Costs and implementation times vary enormously. One consultant said he built a simple dashboard for a client whose data was in good shape in a matter of hours, for just over $1,000. On the high end, a global system with many users may take months to develop and cost in the high six figures. “It’s hard to give a price,” one expert quips, “but it’s always between $1 and $1 million.”
Marielle Segarra is staff writer at CFO.
Finance and IT: A Beautiful Friendship?
CFOs looking for profitable growth are working more closely than ever with their IT departments, according to a recent survey conducted by CFO Research Services for Hewlett-Packard. The survey, which included interviews with more than 30 senior executives with finance experience at large companies, found that several factors have fostered this burgeoning symbiosis, including technology’s potential to promote top-line growth by driving better decisions.
Just as the right technology can help to increase revenue by enabling executives to make timely inventory and marketing decisions, outdated, slow systems can stunt growth, said some surveyed executives. Erick Haskell, current chief operating officer and former CFO of Adidas China, learned this lesson the hard way when demand shrunk in a key region, but the company’s IT systems did not reveal which specific products were laggards. Without this data, the company could not accurately predict how many of each item it should continue to stock.

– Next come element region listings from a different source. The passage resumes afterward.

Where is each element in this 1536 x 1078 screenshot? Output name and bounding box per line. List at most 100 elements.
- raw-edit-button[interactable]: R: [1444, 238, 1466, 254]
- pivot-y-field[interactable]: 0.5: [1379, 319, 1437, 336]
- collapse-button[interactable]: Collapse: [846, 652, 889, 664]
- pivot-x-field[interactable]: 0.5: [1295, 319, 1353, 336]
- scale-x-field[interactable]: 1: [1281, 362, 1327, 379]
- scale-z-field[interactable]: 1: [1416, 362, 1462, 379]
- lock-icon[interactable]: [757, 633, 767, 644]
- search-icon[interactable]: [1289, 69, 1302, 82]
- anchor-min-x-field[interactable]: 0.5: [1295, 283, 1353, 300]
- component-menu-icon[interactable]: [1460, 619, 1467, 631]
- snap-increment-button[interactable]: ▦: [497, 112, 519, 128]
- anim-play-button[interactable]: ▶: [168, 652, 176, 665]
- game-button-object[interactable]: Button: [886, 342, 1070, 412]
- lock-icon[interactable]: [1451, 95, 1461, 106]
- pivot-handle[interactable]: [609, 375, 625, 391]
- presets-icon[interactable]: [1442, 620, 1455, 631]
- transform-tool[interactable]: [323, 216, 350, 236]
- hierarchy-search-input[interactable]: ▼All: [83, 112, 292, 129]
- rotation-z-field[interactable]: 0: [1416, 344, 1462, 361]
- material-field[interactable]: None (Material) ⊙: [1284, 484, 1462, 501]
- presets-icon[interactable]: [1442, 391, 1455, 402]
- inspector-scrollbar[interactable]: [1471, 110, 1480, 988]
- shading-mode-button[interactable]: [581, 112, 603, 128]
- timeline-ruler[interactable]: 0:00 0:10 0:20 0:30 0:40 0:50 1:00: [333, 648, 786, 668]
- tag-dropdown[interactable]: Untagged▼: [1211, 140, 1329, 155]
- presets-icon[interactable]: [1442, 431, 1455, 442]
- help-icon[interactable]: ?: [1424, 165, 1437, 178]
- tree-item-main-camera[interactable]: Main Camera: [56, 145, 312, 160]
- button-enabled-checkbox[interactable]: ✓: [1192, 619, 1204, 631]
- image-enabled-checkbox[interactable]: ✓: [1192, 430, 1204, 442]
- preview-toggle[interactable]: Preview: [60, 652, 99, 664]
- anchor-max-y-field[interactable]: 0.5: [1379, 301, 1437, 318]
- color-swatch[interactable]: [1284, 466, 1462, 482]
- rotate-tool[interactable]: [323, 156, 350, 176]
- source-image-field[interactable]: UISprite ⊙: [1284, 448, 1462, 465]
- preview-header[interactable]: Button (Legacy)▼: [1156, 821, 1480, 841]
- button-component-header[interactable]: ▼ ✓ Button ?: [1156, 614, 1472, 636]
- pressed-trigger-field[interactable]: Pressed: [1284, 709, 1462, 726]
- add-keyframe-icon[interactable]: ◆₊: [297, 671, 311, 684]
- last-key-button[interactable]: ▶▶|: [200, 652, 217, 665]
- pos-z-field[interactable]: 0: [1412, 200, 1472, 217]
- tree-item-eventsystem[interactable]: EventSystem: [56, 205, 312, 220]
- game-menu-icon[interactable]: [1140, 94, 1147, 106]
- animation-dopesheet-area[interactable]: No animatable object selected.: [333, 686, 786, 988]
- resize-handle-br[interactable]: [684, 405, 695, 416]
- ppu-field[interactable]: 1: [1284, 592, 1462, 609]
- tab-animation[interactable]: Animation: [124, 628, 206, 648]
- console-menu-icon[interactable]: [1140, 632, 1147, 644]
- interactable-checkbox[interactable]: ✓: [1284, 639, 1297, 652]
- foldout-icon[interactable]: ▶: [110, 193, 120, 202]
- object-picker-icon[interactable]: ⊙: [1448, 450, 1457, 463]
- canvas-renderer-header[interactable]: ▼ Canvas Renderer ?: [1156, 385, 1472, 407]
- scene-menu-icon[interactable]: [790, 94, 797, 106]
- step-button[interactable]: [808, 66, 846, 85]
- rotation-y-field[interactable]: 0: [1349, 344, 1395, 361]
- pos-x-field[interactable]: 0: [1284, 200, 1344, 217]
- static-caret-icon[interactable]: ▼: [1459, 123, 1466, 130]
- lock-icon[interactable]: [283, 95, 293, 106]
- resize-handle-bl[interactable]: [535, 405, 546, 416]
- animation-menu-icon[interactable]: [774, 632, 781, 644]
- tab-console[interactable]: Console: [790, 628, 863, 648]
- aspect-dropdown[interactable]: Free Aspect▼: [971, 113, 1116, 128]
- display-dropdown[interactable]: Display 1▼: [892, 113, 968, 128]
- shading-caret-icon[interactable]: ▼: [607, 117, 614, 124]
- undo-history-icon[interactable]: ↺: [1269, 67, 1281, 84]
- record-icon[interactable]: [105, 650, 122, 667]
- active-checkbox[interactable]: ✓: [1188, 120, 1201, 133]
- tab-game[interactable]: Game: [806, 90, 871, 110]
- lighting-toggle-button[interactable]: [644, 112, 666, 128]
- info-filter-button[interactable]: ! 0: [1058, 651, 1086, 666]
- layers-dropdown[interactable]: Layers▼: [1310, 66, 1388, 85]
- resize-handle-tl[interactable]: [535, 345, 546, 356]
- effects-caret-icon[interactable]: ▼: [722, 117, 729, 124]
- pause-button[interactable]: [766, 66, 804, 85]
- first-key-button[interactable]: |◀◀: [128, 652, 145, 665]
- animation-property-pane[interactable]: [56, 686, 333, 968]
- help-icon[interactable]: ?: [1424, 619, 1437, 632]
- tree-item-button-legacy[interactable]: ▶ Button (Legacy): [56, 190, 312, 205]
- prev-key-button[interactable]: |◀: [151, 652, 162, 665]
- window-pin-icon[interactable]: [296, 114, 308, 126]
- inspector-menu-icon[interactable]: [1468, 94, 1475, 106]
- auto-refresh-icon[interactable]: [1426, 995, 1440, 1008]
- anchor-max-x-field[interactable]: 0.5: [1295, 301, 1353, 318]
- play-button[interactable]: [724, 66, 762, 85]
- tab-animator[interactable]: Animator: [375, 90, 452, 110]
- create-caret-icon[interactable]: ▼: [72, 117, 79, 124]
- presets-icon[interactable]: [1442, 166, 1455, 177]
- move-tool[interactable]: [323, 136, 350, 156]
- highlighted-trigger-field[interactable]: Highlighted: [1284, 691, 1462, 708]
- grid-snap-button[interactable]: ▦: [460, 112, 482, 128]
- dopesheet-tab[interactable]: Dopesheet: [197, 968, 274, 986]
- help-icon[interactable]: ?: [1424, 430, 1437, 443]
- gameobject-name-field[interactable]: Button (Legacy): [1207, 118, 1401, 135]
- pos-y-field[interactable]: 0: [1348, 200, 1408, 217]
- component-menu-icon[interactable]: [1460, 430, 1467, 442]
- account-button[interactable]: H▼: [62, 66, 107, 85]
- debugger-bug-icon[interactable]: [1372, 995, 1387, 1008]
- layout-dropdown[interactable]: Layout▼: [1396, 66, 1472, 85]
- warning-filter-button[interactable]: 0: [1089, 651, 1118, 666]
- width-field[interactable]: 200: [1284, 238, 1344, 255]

Adidas has since invested in a system that allows its CFO to see consumer-level sales data almost immediately. “I now have direct interfaces with all of my retail distribution partners and can read my retail sales on the ground,” Haskell said in the study. “I can pull up data not only at the store level but down to the SKU level. I can see which products are selling, and that means we can react much faster to those trends.”
While CFOs cited several other drivers for a closer finance-IT partnership — such as the need to balance technological innovation with budget considerations, and the technology challenges associated with integrating global acquisitions — they also noted the pressure to turn data into actionable information. As Tony Ho, corporate finance funding director in China for U.K. grocer Tesco, says, “We are in an industry that needs a lot of information. If we don’t have the technology we need to support that, we will not be the winner in the marketplace.” — M.S.